Porque lo que tienen las formas tradicionales de organizarse es que llevan a cuestas una mochila de siglos. Generan inercias de las que no es fácil escapar. Deseos de los que no es fácil escapar, incluso: y que están repletos de contradicciones. Claro que se esos modelos se pueden renovar. Claro que se pueden resignificar. Claro que es necesario hacerlo; entre otras cosas, porque claro que funcionan, y que dan cobijo. Pero aunque la buena vieja rueda siempre siga funcionando, es pensar fuera de la caja lo que nos permite alzar el vuelo.

Y eso no tiene nada que ver con no sé qué milonga de la posmodernidad. Poder relacionarnos como nos dé la gana es algo profundamente material: tiene que ver con la educación, y con el urbanismo, y con los modos de consumo, y con la forma en que se organiza el trabajo y se regula el alquiler y el transporte público y las restricciones pandémicas y lo que sea que queramos nombrar. El viaje es de ida y vuelta, por supuesto, y también cambiar el modo de relacionarnos y estructurar nuestro mundo común tiene potencia para cambiar cada una de esas cosas.

Por lo demás, es falaz que los modelos tradicionales de organización social estén perseguidos. Sí, es difícil un proyecto de familia sin dinero, o imposible. Pero es que sin dinero es difícil o imposible cualquier cosa: también vivir sola, o en comunidades alternativas, o como sea. 

Todos tenemos que vérnoslas como podemos con la nostalgia, como explica deliciosamente Santiago Alba Rico. Y más cuando en el presente hace frío y el futuro amenaza tormenta. Cuando nos roban lo que creíamos tener, volviéndolo deseable por su mera ausencia. Vale. Pero está también aquello que dejó dicho María Zambrano: “Si la historia es algo más que una serie de catástrofes, hay que aprender a soñar”.

Poder elegir en libertad requiere de poder pensar, imaginar, qué mundo queremos. Aprender a soñar. No está escrito en piedra que tengamos que desear lo prescrito, como apuntó lúcidamente Anna Pacheco en unos pocos tweets. Y me parece terrible, además de falsa, la idea de que defender eso es defender un proyecto político de minorías, autorreferencial y sin voluntad de ganar a grande. Me niego.

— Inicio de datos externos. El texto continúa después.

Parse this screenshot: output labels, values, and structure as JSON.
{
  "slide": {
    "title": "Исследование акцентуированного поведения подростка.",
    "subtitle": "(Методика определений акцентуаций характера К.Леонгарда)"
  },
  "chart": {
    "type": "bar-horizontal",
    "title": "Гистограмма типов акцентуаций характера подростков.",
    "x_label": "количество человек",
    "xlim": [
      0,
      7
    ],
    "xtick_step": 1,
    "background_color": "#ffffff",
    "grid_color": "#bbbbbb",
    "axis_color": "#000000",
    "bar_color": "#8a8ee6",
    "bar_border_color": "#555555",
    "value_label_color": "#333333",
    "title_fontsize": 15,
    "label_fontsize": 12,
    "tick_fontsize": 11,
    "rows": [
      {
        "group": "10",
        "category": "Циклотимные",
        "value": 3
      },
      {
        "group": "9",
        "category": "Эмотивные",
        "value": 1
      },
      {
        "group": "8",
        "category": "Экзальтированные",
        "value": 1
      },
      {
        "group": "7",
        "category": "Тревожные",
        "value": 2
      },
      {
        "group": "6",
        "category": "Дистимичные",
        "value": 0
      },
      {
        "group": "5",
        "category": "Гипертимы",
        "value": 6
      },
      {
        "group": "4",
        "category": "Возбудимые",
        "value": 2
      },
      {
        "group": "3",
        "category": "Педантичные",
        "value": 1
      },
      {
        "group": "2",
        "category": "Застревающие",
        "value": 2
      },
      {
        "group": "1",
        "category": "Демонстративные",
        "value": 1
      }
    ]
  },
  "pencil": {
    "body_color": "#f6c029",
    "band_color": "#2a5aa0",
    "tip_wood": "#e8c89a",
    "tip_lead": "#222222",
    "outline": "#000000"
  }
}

Eso es como decir que el común de las personas no tiene derecho o capacidad de pensar y elegir fuera de lo heredado; y negar así la genealogía de los puntos más lúcidos y potentes de la historia de las luchas que han transformado el mundo –y hasta nuestra memoria más reciente–.

Si queremos dar este debate, el eje no tiene por qué ser una dicotomía que también suponga una herencia con todo su peso. También puede tener que ver con eso de “aprender a soñar”. Aunque, para eso, va a hacer falta despejar toda esta polvareda que no para de metérsenos en los ojos.